Dynamic modeling for optimal cryptoeconomic policies 

| tokenomics | monetary theory | dynamic optimization |

(see github repo)

This research project applies dynamic stochastic general equilibrium methods to model and optimize crypto policies for staking and burning. My goal is to provide insights for designing a cryptoeconomic system that self-regulates without requiring governance power.

Currently in the phase of model formalization.

Deep Learning for Dynamic NFT Valuation

| NFTs | deep learning | DeFi | zkML |

(see arxiv paper and github repo)

Current NFT-Fi applications face bottlenecks because it is extremely difficult to price NFT collaterals fairly and accurately. In this paper, I showed that this issue can be solved via deep learning and ZKPs.

I trained a convolutional neural network based on historical trades, market trends, and traits/rarity data of BAYC NFTs (sourced from Dune and OpenSea).

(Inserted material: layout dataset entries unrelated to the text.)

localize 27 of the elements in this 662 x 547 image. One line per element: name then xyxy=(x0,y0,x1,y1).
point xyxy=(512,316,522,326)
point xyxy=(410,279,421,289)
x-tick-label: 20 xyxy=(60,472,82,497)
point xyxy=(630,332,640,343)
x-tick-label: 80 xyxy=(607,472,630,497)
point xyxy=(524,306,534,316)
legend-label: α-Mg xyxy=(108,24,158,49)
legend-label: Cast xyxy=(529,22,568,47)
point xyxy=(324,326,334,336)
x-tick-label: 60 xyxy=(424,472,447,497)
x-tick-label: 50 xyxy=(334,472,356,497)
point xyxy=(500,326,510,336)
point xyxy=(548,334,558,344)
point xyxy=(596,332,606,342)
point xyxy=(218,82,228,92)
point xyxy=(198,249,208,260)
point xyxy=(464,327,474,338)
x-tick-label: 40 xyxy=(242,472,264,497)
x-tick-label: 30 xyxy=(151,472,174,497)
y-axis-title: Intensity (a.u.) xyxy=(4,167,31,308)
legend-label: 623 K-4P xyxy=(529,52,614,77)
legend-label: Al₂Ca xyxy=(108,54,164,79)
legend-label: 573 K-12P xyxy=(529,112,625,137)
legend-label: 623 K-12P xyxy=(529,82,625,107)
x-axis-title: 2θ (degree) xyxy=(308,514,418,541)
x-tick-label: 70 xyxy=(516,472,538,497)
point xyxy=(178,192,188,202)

Then I proposed an application framework using zkML techniques to provide a fully trustless price prediction oracle for NFTs in any onchain collection.

Large-scale time series modeling for Ethereum transaction fees with AWS and PySpark ML

| on-chain analysis | cloud computing | machine learning |

(see github repo and video presentation)

I built a time series machine learning pipeline for Ethereum transactions fees. I was able to analyze a large set of data (~500 million raw transactions) by leveraging the processing power of AWS EMR clusters and an efficient Spark framework. 

The end-to-end pipeline consists of custom wrappers built on Spark ML's transformer class. I wrote custom functions for train-test-splitting and hyperparameter tuning and got significant improvements in forecast accuracy over the baseline model.

Benchmarking multi-agent reinforcement learning models with evolutionary games on complex networks

| distributed systems | network analysis | game theory |

(see published paper and conference presentation)

How did we selfish humans learn to cooperate and form stable social structures? What happens if some of us don't cooperate?

I led a student research group to study the phenomenon of network cascading failures induced by agents' failure to cooperate in the Prisoner's dilemma game. We studied how network topology and evolutionary parameters affect cooperative behaviors.

My main contributions include designing and developing multi-agent systems in Python using networkx; conduct controlled experiments using computer simulations; analyzed and visualized data with pandas.

A quantitative analysis of Maker (MKR)

| quantitative finance | DeFi |

(see research report and thread)

I took a quantitative research approach adopted from Liu and Tsyvinski (2021) to study MKR returns on different time scales. 

I analyzed the predictive power of various factors including other crypto, momentum, macro indicators, Internet search trends, and network fundamentals. Then I discussed an effective trading strategy using a combination of technical and fundamental signals.

numerics package and gradient descent

| numerical analysis | gradient descent | Python |

(see github repo and research paper with math proofs)

I wrote from scratch a Python package containing 18 numerical algorithms for root finding, matrix decomposition, interpolation, and optimization.

Then I studied the gradient descent algorithm from a numerical analysis perspective. Highlight: an independent proof for the existence of an optimal step size under the Wolfe conditions.

I illustrated my gradient descent algorithm with constrained utility maximization problems with the Lagrange multiplier method.

Game theoretic models of the zero-commission     brokerage war

| game theory | finance |

(see short paper)

I proposed three game-theoretic models for the strategic interactions in the zero-commissions war among major U.S. stock brokerages:

• A repeated Prisoner's Dilemma model

• A collective-action model

• An asymmetric-information signaling model